West Virginia Poor People’s Campaign rally for justice after more deaths at Southern Regional Jail

West Virginia Poor People’s Campaign held a rally this past weekend to protest more people dying in the Southern Regional Jail… and the severity of the crisis has reached feverish proportions.

Pam Garrison says neither our legislature nor governor will take this seriously and people contact her terrified if they end up in SRJ they won’t make it out.

“They’ve got this attitude with people that are arrested like they’re trash — and they can just take us and do anything they want and they’re not held accountable,” Garrison said. “They don’t have to communicate with the families, they don’t have to give them their civil rights. There’s no accountability, there’s no oversight — and there’s vigilante justice (as we’ve seen with the eight officers indicted and two have pled guilty).”

In the past few months there have been even more deaths in the Southern Regional Jail, and the West Virginia Poor People’s Campaign will stop at nothing to make sure that they’re not only heard but that urgent change prevails.

According to Garrison, Correctional Commissioner William Marshall calls them liars and says they’re exaggerating. But where’s their evidence, she wants to know.

“We’ve got families, witnesses, graves — documents to prove what we’re saying is true. They destroyed theirs… that’s why they had to dish out $4 million,” said Garrison. “But that’s not solving our problems; we need legislation down there to address this overcrowding, besides the excessive sentences and excessive charges.”
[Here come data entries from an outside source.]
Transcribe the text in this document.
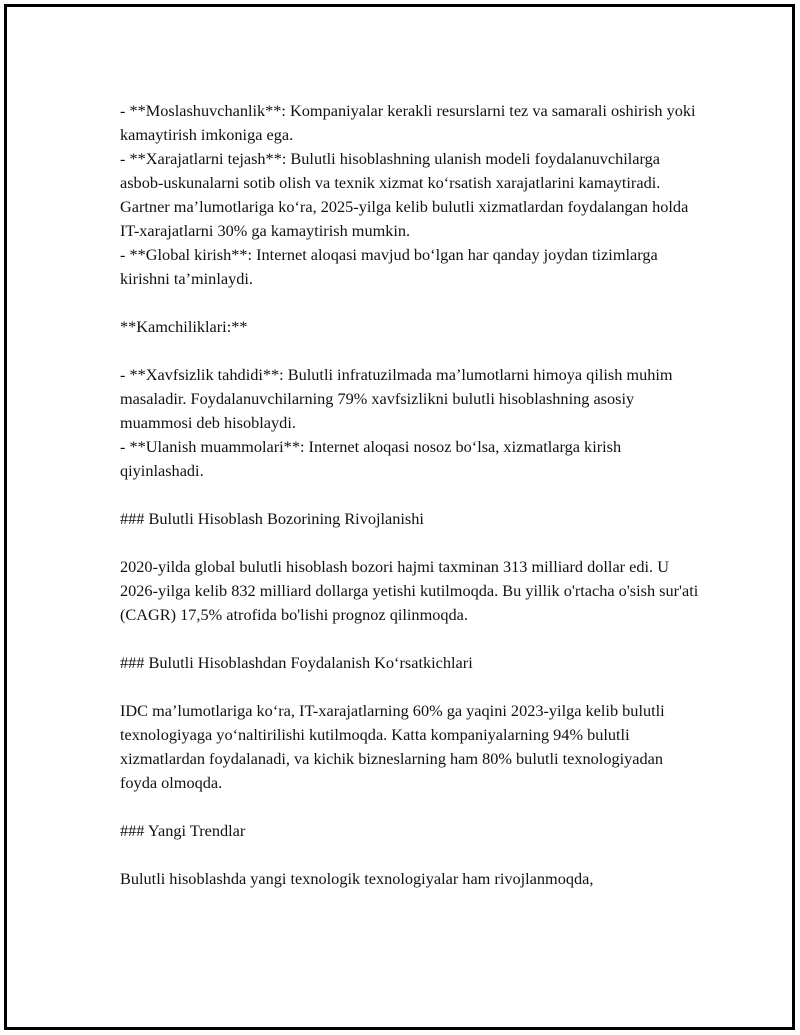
- **Moslashuvchanlik**: Kompaniyalar kerakli resurslarni tez va samarali oshirish yoki kamaytirish imkoniga ega.

- **Xarajatlarni tejash**: Bulutli hisoblashning ulanish modeli foydalanuvchilarga asbob-uskunalarni sotib olish va texnik xizmat koʻrsatish xarajatlarini kamaytiradi. Gartner maʼlumotlariga koʻra, 2025-yilga kelib bulutli xizmatlardan foydalangan holda IT-xarajatlarni 30% ga kamaytirish mumkin.

- **Global kirish**: Internet aloqasi mavjud boʻlgan har qanday joydan tizimlarga kirishni taʼminlaydi.

**Kamchiliklari:**

- **Xavfsizlik tahdidi**: Bulutli infratuzilmada maʼlumotlarni himoya qilish muhim masaladir. Foydalanuvchilarning 79% xavfsizlikni bulutli hisoblashning asosiy muammosi deb hisoblaydi.

- **Ulanish muammolari**: Internet aloqasi nosoz boʻlsa, xizmatlarga kirish qiyinlashadi.

### Bulutli Hisoblash Bozorining Rivojlanishi

2020-yilda global bulutli hisoblash bozori hajmi taxminan 313 milliard dollar edi. U 2026-yilga kelib 832 milliard dollarga yetishi kutilmoqda. Bu yillik o'rtacha o'sish sur'ati (CAGR) 17,5% atrofida bo'lishi prognoz qilinmoqda.

### Bulutli Hisoblashdan Foydalanish Koʻrsatkichlari

IDC maʼlumotlariga koʻra, IT-xarajatlarning 60% ga yaqini 2023-yilga kelib bulutli texnologiyaga yoʻnaltirilishi kutilmoqda. Katta kompaniyalarning 94% bulutli xizmatlardan foydalanadi, va kichik bizneslarning ham 80% bulutli texnologiyadan foyda olmoqda.

### Yangi Trendlar

Bulutli hisoblashda yangi texnologik texnologiyalar ham rivojlanmoqda,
Rev. William Barber announced at their recent rally when he gets back he will connect with Forward Justice and the West Virginia Poor People’s campaign to file a new letter asking the Department of Justice to investigate West Virginia jails and prisons.

“There’s a lot with these medical examiners that’s not making sense to us… like Quantez Burks’ autopsy said he had heart disease, he died of a heart attack. There was no mention of no broken bones, nothing,” Garrison said. “Why and what is going on here in West Virginia because something stinks from head to toe, every which way — there’s coverups.”
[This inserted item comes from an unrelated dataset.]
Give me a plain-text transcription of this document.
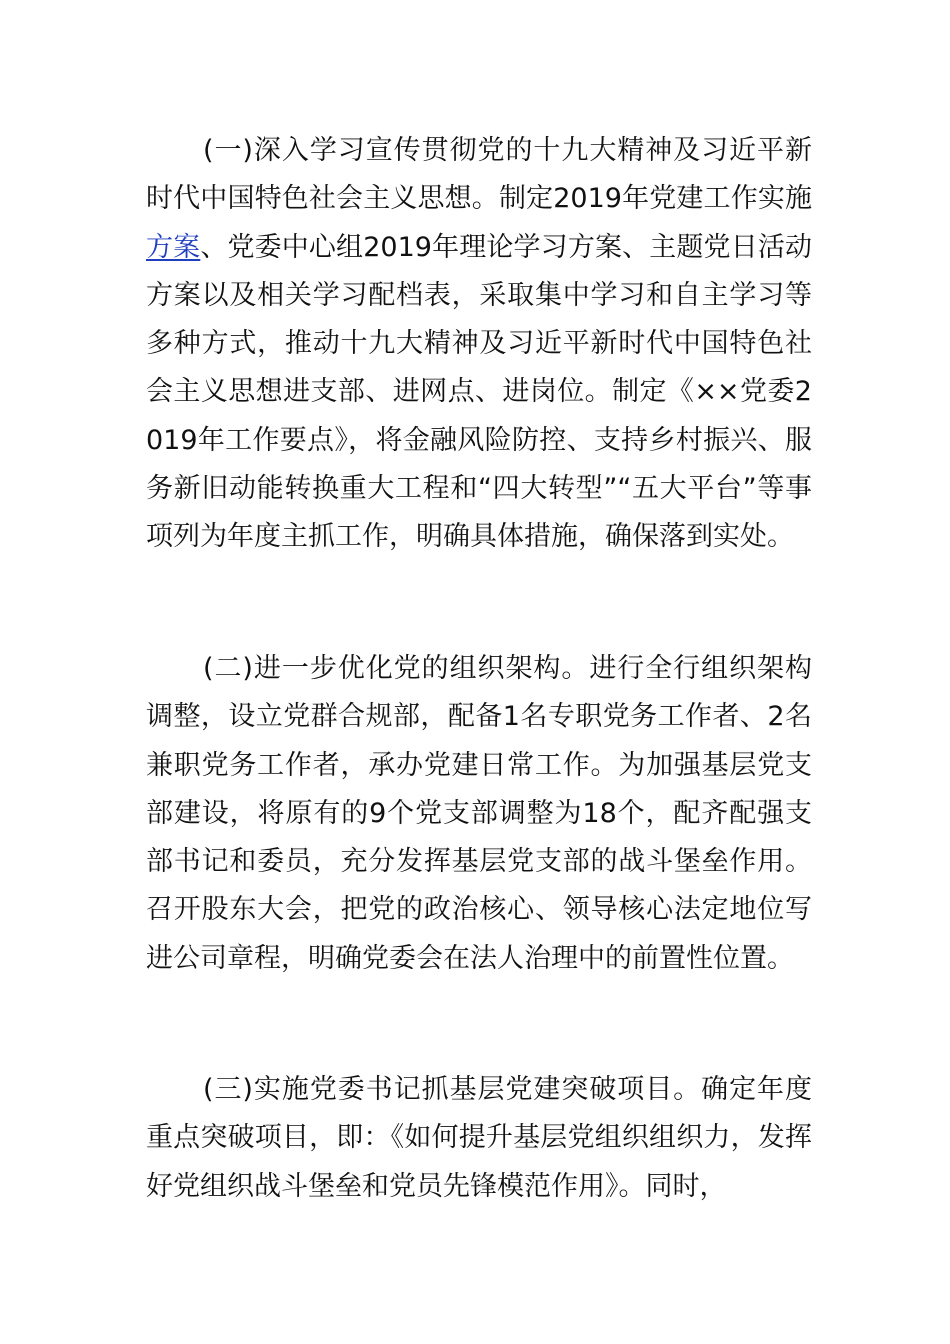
(一)深入学习宣传贯彻党的十九大精神及习近平新时代中国特色社会主义思想。制定2019年党建工作实施方案、党委中心组2019年理论学习方案、主题党日活动方案以及相关学习配档表，采取集中学习和自主学习等多种方式，推动十九大精神及习近平新时代中国特色社会主义思想进支部、进网点、进岗位。制定《××党委2019年工作要点》，将金融风险防控、支持乡村振兴、服务新旧动能转换重大工程和“四大转型”“五大平台”等事项列为年度主抓工作，明确具体措施，确保落到实处。

(二)进一步优化党的组织架构。进行全行组织架构调整，设立党群合规部，配备1名专职党务工作者、2名兼职党务工作者，承办党建日常工作。为加强基层党支部建设，将原有的9个党支部调整为18个，配齐配强支部书记和委员，充分发挥基层党支部的战斗堡垒作用。召开股东大会，把党的政治核心、领导核心法定地位写进公司章程，明确党委会在法人治理中的前置性位置。

(三)实施党委书记抓基层党建突破项目。确定年度重点突破项目，即：《如何提升基层党组织组织力，发挥好党组织战斗堡垒和党员先锋模范作用》。同时，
Garrison says 40 percent of those in jail are pretrial — just sitting there because they’re poor, and that’s unconstitutional. She says most of the charges are misdemeanors. She’s even seen extra charges tacked on to make it a felony to where the state would have to pay for the cost.
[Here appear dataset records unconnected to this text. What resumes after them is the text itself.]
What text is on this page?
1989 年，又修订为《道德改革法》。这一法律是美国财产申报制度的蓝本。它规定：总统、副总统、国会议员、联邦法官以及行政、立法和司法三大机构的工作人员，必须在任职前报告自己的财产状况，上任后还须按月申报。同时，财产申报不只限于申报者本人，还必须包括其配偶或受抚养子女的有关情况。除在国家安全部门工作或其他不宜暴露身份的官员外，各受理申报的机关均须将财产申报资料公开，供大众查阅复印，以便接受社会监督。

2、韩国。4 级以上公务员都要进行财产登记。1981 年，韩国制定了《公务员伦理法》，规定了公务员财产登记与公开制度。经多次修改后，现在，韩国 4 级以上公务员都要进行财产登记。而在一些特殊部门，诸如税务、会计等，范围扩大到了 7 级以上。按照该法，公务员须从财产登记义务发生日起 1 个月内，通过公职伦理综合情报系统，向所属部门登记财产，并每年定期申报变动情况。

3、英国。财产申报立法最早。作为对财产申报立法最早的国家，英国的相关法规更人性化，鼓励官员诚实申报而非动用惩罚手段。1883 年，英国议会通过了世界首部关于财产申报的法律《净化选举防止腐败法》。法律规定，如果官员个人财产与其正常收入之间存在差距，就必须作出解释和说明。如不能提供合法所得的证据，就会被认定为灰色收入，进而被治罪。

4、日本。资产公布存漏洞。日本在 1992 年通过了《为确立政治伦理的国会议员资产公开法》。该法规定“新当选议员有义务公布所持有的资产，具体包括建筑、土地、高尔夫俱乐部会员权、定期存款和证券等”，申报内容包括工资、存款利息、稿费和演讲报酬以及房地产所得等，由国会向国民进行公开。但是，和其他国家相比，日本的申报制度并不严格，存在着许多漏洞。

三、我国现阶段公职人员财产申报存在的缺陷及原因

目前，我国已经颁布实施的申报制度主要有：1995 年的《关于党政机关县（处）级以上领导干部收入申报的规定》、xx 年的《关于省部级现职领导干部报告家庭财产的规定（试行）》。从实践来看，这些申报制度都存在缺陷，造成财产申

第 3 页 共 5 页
“Thirteen deaths in Southern Regional Jail in 2022, this last year in 2023 there was I believe six… and this year we’ve started out with the one; so it’s just a pattern every year,” said Garrison. “And over the past ten years over 100 West Virginians have been killed in the jails. That’s worse than Riker’s Island.”

If they can’t do any better than this Garrison says they need to shut down the jail and come up with a new system — also, stop acting like God and up to them to choose if people live or die. She adds that she’s not proud of what this administration and legislators have done to her state.

“I love West Virginia, my mountains and I’ll fight for ’em, and I’ll fight for my people. I’m tired of them getting killed and treated like they don’t matter,” Garrison said. “We do matter, this is our state and it’s time we took it back.”